Volunteers were on hand for a special wheelchair wash event at the Children’s Rehabilitation Service in Anniston Tuesday. The volunteers cleaned and repaired wheelchairs for area children and adults for free through most of the day.
Along with employees from Children’s Rehabilitation, members of East Central Alabama United Cerebral Palsy and employees of an area wheelchair vendor, Alabama Wheelchairs, helped with the event.
“We’ve done events like this before in the past, but this is the first time we’ve done one since we moved into our new building a year and a half ago,” said Randy Whitt, field supervisor for Children’s Rehabilitation. “We hope to make this an annual event here.”
Children’s Rehabilitation is part of a statewide program that provides medical and rehabilitative support for children with special care needs and their families. Along with medical care, the program helps children acquire medical equipment, such as wheelchairs, not covered by their insurance.
Whitt said the group started the wheelchair wash several years ago due to how difficult it is to properly clean a wheelchair.
“They are very difficult to clean unless you have someone to take it apart and clean it piece by piece,” Whitt said.
White, bubbly soap dripped onto warm concrete as Holly Edwards scrubbed part of a small orange wheelchair Tuesday.

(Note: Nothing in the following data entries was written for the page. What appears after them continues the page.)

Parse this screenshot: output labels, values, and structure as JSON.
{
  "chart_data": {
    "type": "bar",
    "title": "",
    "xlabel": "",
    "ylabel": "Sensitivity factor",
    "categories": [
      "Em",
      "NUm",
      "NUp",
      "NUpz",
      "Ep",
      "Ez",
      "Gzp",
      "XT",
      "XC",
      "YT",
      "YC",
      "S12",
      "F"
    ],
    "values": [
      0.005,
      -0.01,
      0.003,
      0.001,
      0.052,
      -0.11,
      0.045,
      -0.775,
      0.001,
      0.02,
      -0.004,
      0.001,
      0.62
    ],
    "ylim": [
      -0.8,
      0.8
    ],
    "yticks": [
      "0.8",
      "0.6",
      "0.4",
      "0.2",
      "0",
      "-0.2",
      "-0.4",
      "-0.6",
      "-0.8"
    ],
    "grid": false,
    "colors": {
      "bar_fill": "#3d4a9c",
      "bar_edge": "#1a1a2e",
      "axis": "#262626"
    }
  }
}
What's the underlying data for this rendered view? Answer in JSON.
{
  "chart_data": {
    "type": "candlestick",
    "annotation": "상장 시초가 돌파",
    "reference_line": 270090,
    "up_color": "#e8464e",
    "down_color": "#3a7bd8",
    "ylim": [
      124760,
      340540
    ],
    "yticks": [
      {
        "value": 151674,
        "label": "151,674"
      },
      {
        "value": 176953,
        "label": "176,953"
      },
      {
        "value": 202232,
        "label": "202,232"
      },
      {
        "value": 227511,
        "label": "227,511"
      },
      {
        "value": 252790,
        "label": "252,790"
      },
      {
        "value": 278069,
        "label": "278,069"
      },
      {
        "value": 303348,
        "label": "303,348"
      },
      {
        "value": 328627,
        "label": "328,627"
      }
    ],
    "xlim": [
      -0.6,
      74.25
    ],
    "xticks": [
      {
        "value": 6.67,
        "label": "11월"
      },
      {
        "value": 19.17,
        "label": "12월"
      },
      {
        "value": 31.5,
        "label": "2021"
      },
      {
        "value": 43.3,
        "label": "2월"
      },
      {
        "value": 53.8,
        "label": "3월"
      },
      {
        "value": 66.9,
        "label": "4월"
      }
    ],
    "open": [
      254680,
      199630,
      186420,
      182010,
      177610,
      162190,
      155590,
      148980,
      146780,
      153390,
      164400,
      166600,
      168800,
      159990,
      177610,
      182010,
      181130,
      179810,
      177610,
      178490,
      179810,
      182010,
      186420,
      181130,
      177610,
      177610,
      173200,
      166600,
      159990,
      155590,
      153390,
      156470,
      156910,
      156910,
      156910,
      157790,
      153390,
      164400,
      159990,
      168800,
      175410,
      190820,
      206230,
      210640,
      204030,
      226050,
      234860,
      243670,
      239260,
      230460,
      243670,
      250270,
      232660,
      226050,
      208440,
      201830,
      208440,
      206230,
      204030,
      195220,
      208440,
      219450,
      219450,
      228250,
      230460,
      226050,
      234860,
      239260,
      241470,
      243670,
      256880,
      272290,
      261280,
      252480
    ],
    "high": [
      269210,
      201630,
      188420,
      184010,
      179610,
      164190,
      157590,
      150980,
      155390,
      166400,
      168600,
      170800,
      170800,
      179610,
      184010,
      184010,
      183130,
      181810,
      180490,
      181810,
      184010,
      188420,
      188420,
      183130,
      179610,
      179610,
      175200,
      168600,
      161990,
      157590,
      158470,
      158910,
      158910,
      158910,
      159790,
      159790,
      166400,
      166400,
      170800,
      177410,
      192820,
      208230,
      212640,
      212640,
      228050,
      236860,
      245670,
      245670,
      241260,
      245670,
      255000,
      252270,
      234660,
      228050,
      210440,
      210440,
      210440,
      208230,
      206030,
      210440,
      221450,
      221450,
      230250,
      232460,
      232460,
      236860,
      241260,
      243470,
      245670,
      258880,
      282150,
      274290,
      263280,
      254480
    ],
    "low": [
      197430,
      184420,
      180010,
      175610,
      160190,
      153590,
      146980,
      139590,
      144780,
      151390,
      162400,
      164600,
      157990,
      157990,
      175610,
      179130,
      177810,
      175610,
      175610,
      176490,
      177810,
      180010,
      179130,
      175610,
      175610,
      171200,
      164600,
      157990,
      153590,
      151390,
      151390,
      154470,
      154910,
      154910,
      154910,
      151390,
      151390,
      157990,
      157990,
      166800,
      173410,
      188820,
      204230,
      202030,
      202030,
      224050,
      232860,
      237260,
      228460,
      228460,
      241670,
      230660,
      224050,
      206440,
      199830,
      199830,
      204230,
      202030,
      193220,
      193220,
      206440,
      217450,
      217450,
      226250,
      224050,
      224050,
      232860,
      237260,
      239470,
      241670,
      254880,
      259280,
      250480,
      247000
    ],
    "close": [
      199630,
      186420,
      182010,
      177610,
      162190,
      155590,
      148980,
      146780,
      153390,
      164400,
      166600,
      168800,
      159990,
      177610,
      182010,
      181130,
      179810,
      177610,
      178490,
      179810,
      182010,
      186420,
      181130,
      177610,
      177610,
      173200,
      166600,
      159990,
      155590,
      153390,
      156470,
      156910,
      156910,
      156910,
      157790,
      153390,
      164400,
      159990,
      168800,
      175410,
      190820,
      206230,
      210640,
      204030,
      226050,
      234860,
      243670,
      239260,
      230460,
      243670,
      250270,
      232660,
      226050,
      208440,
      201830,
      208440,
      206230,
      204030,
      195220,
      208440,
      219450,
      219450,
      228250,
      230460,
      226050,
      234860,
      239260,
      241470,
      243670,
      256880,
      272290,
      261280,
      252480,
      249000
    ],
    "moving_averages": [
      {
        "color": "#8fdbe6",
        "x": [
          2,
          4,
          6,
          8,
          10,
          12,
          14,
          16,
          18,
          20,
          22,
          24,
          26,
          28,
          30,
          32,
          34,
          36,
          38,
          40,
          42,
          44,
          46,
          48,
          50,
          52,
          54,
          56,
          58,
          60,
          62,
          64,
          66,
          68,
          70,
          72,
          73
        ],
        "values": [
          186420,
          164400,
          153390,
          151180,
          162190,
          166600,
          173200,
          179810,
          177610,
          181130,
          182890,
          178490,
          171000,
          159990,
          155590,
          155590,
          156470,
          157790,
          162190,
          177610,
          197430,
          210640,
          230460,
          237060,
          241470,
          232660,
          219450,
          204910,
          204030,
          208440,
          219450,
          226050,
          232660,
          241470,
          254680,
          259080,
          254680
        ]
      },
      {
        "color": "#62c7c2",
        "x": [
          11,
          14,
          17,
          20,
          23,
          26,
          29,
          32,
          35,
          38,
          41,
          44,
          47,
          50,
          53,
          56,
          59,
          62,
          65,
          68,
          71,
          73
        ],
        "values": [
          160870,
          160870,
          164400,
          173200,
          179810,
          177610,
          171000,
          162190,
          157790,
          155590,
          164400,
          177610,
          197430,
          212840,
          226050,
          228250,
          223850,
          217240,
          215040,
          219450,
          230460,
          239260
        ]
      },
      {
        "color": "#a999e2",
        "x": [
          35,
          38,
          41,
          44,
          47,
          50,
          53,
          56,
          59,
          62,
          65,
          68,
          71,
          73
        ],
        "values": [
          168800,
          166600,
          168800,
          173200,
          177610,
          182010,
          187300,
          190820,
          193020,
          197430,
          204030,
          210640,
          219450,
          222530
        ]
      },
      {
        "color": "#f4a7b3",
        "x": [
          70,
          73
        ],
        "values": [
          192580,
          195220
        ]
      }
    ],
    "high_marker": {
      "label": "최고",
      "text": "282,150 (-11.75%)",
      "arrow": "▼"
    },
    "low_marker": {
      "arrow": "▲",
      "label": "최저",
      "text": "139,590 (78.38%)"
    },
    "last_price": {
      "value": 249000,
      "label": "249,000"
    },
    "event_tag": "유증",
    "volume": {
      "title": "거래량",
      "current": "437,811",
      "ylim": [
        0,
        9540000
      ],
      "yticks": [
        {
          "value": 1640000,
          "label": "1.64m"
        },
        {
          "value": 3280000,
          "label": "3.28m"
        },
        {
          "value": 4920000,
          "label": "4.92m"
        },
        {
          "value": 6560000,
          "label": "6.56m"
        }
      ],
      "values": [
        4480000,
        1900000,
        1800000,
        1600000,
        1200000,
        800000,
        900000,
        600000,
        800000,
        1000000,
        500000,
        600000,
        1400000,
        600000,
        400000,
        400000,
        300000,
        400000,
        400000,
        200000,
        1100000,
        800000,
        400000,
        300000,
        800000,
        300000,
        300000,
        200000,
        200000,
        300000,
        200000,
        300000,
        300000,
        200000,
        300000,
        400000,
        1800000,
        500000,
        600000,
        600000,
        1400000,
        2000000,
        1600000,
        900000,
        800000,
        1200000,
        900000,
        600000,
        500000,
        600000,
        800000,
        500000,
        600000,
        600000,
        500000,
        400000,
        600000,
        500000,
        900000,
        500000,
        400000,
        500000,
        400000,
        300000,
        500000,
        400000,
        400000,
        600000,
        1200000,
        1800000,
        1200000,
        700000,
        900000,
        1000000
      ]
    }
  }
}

Edwards, a social worker at Children’s Rehabilitation for nearly 11 years, has plenty of experience helping children and has loved every minute of it.
“The kids with the smiles on their faces … the families are thankful for anything you do for them … it’s a very rewarding job,” Edwards said.
Nearby the cleaning site, Rusty Kays of Anniston watched as his 10-year-old son Seth Monroe used a big piece of yellow chalk to draw a picture on the sidewalk. The cleaning of Monroe’s wheelchair was just the latest help he had received from Children’s Rehabilitation. Kays said his son has multiple sclerosis, a chronic disease that attacks the central nervous system, and has been a Children’s Rehabilitation patient since he was a baby.
“The staff here is fantastic,” Kays said. “When he comes here, he feels like he is with family — he doesn’t feel like he’s seeing a doctor.”
Bonnie Johnson, program coordinator for East Central Alabama United Cerebral Palsy, said her organization brought several of its adult patients to the event. Johnson said her organization and Children’s Rehabilitation share many patients. However, her organization performs at home visits, she said.
“We go into their homes and provide therapy and train the patients’ caregivers in what to do,” Johnson said.
Despite being in the hot sun Tuesday, Johnson and her volunteers enjoyed the event and thought it was successful, she said.
“I think there’s been a great turnout,” Johnson said.